Title: Get On the Bus
Release Date: October 16, 1996
Director: Spike Lee
Production Company:Columbia Pictures | 40 Acres and a Mule Filmworks
Summary/Review:

On October 16, 1995, Black men from across the United States converged on Washington, DC for the Million Man March. I remember this being a huge historical event at the time, but it doesn’t seem to have left a large cultural footprint in retrospect.  Spike Lee’s film Get on the Bus dramatizes the Million Man March through the perspectives of several men traveling on a charter bus from Los Angeles to Washington, DC.  This is a loooooong trip, and long-distance bus trips tend to be tedium punctuated by napping.  Thankfully this is a Spike Lee film so the characters have a lot to say.

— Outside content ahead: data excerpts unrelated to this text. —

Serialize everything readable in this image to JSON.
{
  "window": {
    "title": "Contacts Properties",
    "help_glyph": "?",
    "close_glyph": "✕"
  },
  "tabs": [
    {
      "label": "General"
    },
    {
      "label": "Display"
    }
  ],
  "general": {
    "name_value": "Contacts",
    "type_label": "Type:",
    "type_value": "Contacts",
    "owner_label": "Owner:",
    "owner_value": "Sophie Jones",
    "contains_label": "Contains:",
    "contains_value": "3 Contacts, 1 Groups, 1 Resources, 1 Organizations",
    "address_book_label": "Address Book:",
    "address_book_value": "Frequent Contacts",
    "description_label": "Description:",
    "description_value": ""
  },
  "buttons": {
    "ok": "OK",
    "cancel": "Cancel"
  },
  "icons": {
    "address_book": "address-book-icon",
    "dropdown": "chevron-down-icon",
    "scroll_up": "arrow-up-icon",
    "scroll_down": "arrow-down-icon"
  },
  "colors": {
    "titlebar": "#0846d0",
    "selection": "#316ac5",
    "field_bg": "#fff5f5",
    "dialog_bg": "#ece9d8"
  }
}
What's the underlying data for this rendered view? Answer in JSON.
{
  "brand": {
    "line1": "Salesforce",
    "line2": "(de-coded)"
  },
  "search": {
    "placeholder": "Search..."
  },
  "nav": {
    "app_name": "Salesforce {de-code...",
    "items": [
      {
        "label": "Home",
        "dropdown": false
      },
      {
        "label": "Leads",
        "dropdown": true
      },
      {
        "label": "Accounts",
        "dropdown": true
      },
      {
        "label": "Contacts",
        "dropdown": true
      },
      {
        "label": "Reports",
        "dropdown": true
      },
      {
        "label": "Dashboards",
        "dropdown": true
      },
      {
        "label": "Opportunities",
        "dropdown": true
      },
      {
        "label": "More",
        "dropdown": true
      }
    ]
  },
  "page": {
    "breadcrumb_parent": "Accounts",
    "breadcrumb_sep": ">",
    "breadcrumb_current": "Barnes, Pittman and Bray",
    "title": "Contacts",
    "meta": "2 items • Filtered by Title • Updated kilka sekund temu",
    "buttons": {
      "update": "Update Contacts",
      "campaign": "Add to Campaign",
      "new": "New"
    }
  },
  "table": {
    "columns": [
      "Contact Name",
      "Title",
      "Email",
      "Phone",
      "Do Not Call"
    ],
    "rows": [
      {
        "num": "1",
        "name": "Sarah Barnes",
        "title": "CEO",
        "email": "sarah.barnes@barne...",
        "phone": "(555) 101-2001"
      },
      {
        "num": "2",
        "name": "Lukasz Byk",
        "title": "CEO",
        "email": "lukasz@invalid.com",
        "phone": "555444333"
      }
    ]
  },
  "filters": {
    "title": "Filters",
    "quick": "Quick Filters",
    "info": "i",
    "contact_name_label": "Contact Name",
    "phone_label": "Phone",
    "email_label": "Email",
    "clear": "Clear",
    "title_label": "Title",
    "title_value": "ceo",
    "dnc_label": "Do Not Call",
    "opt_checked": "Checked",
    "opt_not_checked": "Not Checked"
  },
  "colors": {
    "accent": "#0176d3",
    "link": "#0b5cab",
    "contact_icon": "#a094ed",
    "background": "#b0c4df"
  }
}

The ensemble cast has so many characters that some of them are just archetypes like “the conspiracy theory guy” and a member of the Nation of Islam who never speaks.  But we do get to know some of the other characters better, including:

  • Jeremiah (the always amazing Ossie Davis) – an intelligent and caring elderly man who becomes kind of a father figure for the group.
  • Evan (Thomas Jefferson Byrd) and his teenage son Evan Jr. aka Smooth ( De’Aundre Bonds) who are handcuffed together on a court order because Smooth was charged with petty theft.
  • Kyle (Isaiah Washington) and Randall (Harry J. Lennix), a gay couple whose relationship is falling apart.
  • Flip (Andre Braugher), an aspiring actor with a big ego who likes to stir up controversy.
  • Gary Rivers (Roger Guenveur Smith, a mixed race man with light skin who is a police officer.
  • X (Hill Harper), a young film student shooting a documentary.
  • Jamal (Gabriel Casseus), a former gangster who converted to Islam and now works with at-risk youth.

Although there are some heavy-handed monologues, the movie avoids being too didactic.  Instead you really get the feel that this is a cross-section of Black Americans coming together and the characters are really changed for the better by their experiences together.  There’s a lot of great acting talent in this movie but it never feels like you’re watching a bunch of actors but real people discussing their real problems.  Lee also makes good use of the closed confines of the bus as a crucible.